Garda Kevin Woods gave evidence that later in the night, a large crowd gathered outside the house of Paul Barry's in Mount Garrett Rise, including a number of black youths.
“These people were aggressive and in a distressed state but they eventually moved on after garda intervention,” said Gda Woods.
Garda John Mulcahy said a similar group attempted to gain access to Mount Garrett Rise the following morning.
“The group was disorderly on the night of the stabbing and a similar large group arrived at Mount Garrett Rise at around 11.10am the following morning.”
A brother of Paul Barry's partner Colette has told counsel he received a call from his sister to attend her house at Mount Garrett Rise.
Brian Murphy said as he drove along The Boulevard he saw gardaí and a boy “who looked like he was asleep” lying on the roadway. He said when he got to his sister's house he had a conversation with Michael and Paul Barry and he noticed Michael had red scuff marks on his head.

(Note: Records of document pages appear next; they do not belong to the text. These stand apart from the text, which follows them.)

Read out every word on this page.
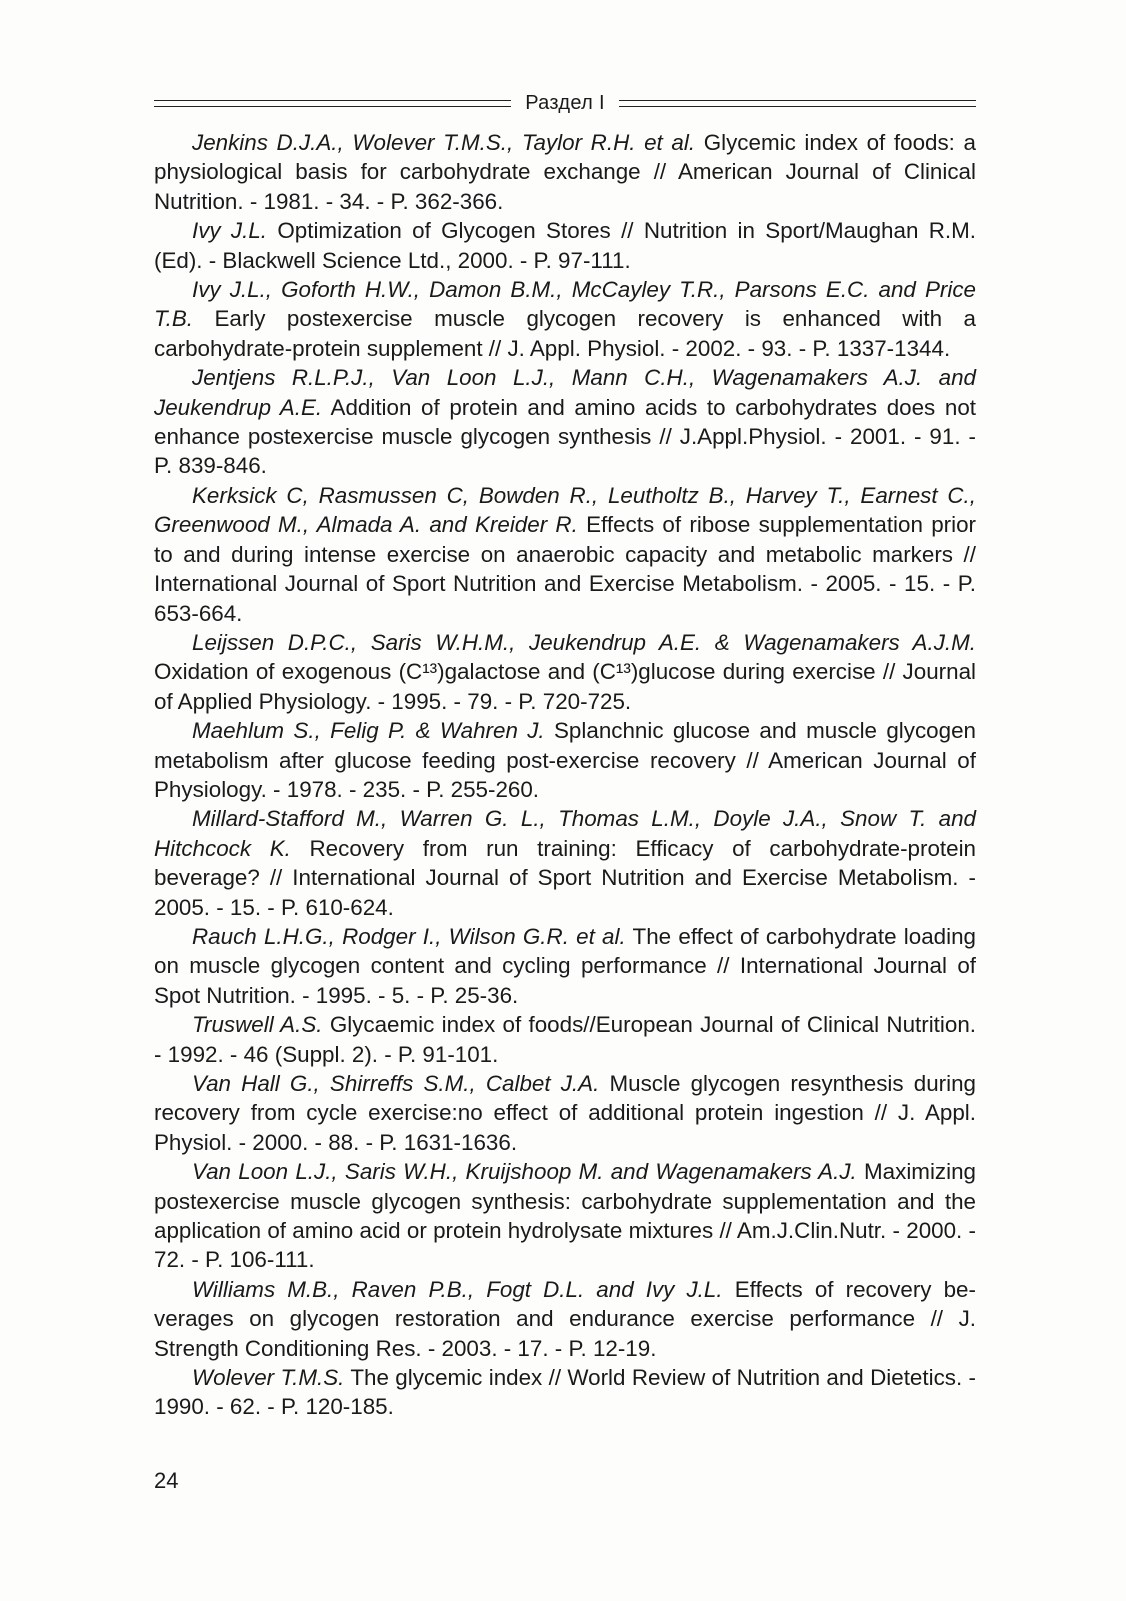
Раздел I

Jenkins D.J.A., Wolever T.M.S., Taylor R.H. et al. Glycemic index of foods: a physiological basis for carbohydrate exchange // American Journal of Clinical Nutrition. - 1981. - 34. - P. 362-366.

Ivy J.L. Optimization of Glycogen Stores // Nutrition in Sport/Maughan R.M.(Ed). - Blackwell Science Ltd., 2000. - P. 97-111.

Ivy J.L., Goforth H.W., Damon B.M., McCayley T.R., Parsons E.C. and Price T.B. Early postexercise muscle glycogen recovery is enhanced with a carbohydrate-protein supplement // J. Appl. Physiol. - 2002. - 93. - P. 1337-1344.

Jentjens R.L.P.J., Van Loon L.J., Mann C.H., Wagenamakers A.J. and Jeukendrup A.E. Addition of protein and amino acids to carbohydrates does not enhance postexercise muscle glycogen synthesis // J.Appl.Physiol. - 2001. - 91. - P. 839-846.

Kerksick C, Rasmussen C, Bowden R., Leutholtz B., Harvey T., Earnest C., Greenwood M., Almada A. and Kreider R. Effects of ribose supplementation prior to and during intense exercise on anaerobic capacity and metabolic markers // International Journal of Sport Nutrition and Exercise Metabolism. - 2005. - 15. - P. 653-664.

Leijssen D.P.C., Saris W.H.M., Jeukendrup A.E. & Wagenamakers A.J.M. Oxidation of exogenous (C¹³)galactose and (C¹³)glucose during exercise // Journal of Applied Physiology. - 1995. - 79. - P. 720-725.

Maehlum S., Felig P. & Wahren J. Splanchnic glucose and muscle glycogen metabolism after glucose feeding post-exercise recovery // American Journal of Physiology. - 1978. - 235. - P. 255-260.

Millard-Stafford M., Warren G. L., Thomas L.M., Doyle J.A., Snow T. and Hitchcock K. Recovery from run training: Efficacy of carbohydrate-protein beverage? // International Journal of Sport Nutrition and Exercise Metabolism. - 2005. - 15. - P. 610-624.

Rauch L.H.G., Rodger I., Wilson G.R. et al. The effect of carbohydrate loading on muscle glycogen content and cycling performance // International Journal of Spot Nutrition. - 1995. - 5. - P. 25-36.

Truswell A.S. Glycaemic index of foods//European Journal of Clinical Nutrition. - 1992. - 46 (Suppl. 2). - P. 91-101.

Van Hall G., Shirreffs S.M., Calbet J.A. Muscle glycogen resynthesis during recovery from cycle exercise:no effect of additional protein ingestion // J. Appl. Physiol. - 2000. - 88. - P. 1631-1636.

Van Loon L.J., Saris W.H., Kruijshoop M. and Wagenamakers A.J. Maximizing postexercise muscle glycogen synthesis: carbohydrate supplementation and the application of amino acid or protein hydrolysate mixtures // Am.J.Clin.Nutr. - 2000. - 72. - P. 106-111.

Williams M.B., Raven P.B., Fogt D.L. and Ivy J.L. Effects of recovery beverages on glycogen restoration and endurance exercise performance // J. Strength Conditioning Res. - 2003. - 17. - P. 12-19.

Wolever T.M.S. The glycemic index // World Review of Nutrition and Dietetics. - 1990. - 62. - P. 120-185.

24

“They told me to go around and get the gardaí and bring them back to the house as Michael had mentioned his phone was stolen and they were beaten up,” said Mr Murphy.
He said he drove around to The Boulevard and asked gardaí to follow him back to the house where gardaí spoke with the Barry brothers.
The trial continues before Mr Justice Barry White and a jury of seven men and five women.